Les nones, si souvent assimilées aux dîmes au point qu'on a fini par les confondre avec elles, pesaient, en plus de la dîme, sur les terres d'église concédées en bénéfice sub verbo regis : il était normal que l'autorité royale en prescrivît le paiement. Flodoard nous fournit un très bon exemple d'intervention du roi en cette matière en faisant connaître le texte d'un diplôme que l'archevêque Hincmar avait sollicité et obtenu de Charles le Chauve pour contraindre au paiement des nones des bénéficiaires qui s'y refusaient. La question est fréquemment abordée par les capitulaires, ces capitulaires auxquels, fait très rare pour l'époque, le roi Lothaire fait une allusion directe dans l'acte cité ci-dessus. Mais Lothaire y faisait aussi allusion aux préceptes de ses prédécesseurs ; or, parmi les actes royaux antérieurs pour Sainte-Croix, un seul, celui de Carloman, mentionnait expressément les nones et dîmes, et encore occasionnellement et à propos de deux domaines bien déterminés. Dans ces conditions, il semble bien difficile de ne pas voir dans l'acte perdu d'Eudes un des préceptes visés par Lothaire.

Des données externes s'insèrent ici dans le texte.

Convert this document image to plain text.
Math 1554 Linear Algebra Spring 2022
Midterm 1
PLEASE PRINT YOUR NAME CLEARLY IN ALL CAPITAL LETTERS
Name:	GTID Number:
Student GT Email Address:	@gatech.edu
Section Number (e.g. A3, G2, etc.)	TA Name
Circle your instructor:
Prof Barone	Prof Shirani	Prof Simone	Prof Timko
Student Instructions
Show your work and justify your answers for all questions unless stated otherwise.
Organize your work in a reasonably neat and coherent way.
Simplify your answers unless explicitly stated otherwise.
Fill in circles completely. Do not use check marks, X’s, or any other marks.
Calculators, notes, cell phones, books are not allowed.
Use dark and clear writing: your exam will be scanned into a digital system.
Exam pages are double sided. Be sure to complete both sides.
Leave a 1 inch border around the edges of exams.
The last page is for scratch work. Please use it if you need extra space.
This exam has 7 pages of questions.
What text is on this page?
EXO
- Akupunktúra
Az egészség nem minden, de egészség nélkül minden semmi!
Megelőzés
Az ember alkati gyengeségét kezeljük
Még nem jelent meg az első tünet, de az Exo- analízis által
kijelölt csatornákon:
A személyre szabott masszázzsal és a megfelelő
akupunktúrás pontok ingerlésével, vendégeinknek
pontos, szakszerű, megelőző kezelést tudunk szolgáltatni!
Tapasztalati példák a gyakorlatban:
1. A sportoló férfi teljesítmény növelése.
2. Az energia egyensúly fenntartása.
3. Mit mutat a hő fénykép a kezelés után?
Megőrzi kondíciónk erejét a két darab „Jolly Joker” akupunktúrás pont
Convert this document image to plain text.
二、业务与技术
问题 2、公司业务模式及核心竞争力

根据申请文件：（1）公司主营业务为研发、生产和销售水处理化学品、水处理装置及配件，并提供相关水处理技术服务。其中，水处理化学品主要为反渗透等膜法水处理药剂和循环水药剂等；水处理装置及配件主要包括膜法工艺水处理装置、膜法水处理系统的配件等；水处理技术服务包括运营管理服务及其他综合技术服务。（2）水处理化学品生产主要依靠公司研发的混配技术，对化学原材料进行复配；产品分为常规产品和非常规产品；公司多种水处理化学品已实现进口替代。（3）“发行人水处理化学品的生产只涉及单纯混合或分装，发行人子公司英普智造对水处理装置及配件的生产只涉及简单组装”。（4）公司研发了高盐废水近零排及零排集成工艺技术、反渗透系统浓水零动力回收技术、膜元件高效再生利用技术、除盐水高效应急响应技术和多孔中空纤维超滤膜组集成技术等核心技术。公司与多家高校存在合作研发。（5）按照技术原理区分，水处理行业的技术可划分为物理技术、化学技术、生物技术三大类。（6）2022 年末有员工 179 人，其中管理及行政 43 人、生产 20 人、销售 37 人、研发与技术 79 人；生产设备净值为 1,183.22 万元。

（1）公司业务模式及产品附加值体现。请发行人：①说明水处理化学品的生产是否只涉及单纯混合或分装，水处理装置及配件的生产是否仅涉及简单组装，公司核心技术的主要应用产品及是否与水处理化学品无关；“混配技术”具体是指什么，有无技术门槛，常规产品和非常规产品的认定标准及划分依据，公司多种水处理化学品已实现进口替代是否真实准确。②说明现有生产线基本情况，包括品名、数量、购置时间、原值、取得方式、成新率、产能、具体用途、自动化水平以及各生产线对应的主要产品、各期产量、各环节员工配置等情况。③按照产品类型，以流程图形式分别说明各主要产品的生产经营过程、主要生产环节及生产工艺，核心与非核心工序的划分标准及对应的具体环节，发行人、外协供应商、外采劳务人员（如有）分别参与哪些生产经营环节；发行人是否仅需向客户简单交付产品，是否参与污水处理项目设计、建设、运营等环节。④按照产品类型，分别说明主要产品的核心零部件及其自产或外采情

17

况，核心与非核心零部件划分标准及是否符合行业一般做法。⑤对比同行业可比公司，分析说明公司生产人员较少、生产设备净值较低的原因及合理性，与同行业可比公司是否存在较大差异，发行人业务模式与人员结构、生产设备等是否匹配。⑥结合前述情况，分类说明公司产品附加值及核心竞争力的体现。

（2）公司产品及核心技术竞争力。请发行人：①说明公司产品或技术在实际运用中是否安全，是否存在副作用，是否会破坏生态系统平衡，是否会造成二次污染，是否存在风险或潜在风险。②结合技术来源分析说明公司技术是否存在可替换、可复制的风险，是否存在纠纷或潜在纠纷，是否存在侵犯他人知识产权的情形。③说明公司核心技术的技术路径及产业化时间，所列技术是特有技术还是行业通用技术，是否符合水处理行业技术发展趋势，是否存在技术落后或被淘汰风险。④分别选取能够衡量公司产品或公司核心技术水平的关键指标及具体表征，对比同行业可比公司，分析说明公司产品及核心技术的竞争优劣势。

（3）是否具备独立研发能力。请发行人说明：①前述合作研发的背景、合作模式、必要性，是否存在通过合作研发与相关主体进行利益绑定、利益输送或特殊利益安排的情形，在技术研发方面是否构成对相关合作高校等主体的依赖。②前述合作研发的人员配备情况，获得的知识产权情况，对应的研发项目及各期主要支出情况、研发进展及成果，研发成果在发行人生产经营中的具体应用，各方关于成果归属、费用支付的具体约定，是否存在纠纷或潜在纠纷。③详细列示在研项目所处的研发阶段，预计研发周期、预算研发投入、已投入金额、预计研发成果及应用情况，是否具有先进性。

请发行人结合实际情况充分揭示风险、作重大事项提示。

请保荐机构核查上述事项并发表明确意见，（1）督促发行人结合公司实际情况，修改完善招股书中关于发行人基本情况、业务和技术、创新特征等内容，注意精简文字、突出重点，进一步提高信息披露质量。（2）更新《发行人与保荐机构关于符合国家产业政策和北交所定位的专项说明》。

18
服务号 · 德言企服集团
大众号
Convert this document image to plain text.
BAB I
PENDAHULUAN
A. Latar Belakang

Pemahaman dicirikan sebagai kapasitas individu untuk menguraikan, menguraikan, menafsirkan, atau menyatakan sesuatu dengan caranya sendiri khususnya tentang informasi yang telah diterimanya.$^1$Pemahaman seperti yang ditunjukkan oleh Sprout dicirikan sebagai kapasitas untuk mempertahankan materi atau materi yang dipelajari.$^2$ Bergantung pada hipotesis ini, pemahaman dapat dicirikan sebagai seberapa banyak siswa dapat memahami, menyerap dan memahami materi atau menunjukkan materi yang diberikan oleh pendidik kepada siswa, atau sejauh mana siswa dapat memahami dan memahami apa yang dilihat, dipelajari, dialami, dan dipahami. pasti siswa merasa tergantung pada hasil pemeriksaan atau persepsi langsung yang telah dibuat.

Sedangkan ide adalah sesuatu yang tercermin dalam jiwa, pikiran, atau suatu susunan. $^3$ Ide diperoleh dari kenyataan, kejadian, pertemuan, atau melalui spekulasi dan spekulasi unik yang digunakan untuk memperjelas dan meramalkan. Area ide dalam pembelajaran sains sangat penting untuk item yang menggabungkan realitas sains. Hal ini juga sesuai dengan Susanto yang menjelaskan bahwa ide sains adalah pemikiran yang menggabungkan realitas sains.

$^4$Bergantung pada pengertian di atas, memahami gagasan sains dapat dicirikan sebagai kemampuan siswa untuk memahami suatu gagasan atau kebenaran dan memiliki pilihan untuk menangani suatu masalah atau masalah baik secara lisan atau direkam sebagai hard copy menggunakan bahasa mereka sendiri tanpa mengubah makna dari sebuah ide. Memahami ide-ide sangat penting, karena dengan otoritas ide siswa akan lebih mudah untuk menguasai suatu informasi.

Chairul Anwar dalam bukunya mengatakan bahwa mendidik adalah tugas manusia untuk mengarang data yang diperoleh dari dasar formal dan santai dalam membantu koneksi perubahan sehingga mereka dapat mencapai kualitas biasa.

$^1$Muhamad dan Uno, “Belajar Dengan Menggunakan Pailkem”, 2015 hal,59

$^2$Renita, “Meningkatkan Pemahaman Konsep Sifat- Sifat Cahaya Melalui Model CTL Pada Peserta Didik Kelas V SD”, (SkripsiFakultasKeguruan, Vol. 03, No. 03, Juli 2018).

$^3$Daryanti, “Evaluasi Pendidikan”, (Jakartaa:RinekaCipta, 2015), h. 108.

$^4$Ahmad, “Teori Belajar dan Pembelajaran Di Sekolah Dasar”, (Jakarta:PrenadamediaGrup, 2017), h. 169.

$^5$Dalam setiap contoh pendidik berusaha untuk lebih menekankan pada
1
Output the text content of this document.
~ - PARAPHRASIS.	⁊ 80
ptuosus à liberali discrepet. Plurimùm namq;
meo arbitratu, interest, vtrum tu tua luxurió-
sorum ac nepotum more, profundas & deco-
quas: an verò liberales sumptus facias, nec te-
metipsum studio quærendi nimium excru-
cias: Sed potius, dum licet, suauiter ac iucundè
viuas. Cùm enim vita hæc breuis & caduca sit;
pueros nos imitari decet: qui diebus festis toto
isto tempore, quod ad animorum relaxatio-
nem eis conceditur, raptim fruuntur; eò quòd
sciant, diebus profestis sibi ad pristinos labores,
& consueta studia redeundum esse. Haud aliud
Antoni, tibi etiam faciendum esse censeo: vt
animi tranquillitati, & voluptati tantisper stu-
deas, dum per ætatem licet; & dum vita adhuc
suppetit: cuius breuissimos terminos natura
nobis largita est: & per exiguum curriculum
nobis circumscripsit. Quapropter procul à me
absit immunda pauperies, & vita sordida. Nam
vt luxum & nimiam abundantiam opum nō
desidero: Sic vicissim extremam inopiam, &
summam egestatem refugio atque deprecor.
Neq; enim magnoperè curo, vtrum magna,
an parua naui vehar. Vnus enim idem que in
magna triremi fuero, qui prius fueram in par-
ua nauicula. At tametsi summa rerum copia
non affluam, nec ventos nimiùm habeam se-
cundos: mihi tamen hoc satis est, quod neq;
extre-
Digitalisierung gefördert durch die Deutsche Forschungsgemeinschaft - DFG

Le diplôme d'Eudes s'appliquait-il à un cas précis soulevé par l'église d'Orléans ou bien était-il de portée plus générale, d'une nature comparable à ces capitulaires antérieurs dont parle Lothaire ? Nous ne pouvons le savoir, mais la seconde hypothèse est loin d'être à rejeter si on suit l'analyse qui nous en a transmis la mention, puisqu'elle précise que le roi agit « sans spécifier les terres qui y sont sujettes ». Évidemment tout cela ne peut être avancé qu'avec réserve et à titre d'hypothèse, d'autant plus que nous n'avons conservé aucune trace de capitulaire royal dans le royaume occidental postérieurement au règne de Carloman en 883 et 884. On se rappellera cependant que l'acte d'Eudes était daté de 892 et que, dans l'été de cette même année, vers le moment où le royaume, pour la première fois depuis longtemps, va connaître, une paix d'ailleurs éphémère, le roi a tenu avec ses grands au palais de Verberie une assemblée générale, la dernière assemblée régulière dont le souvenir nous soit parvenu pour un souverain de ce royaume.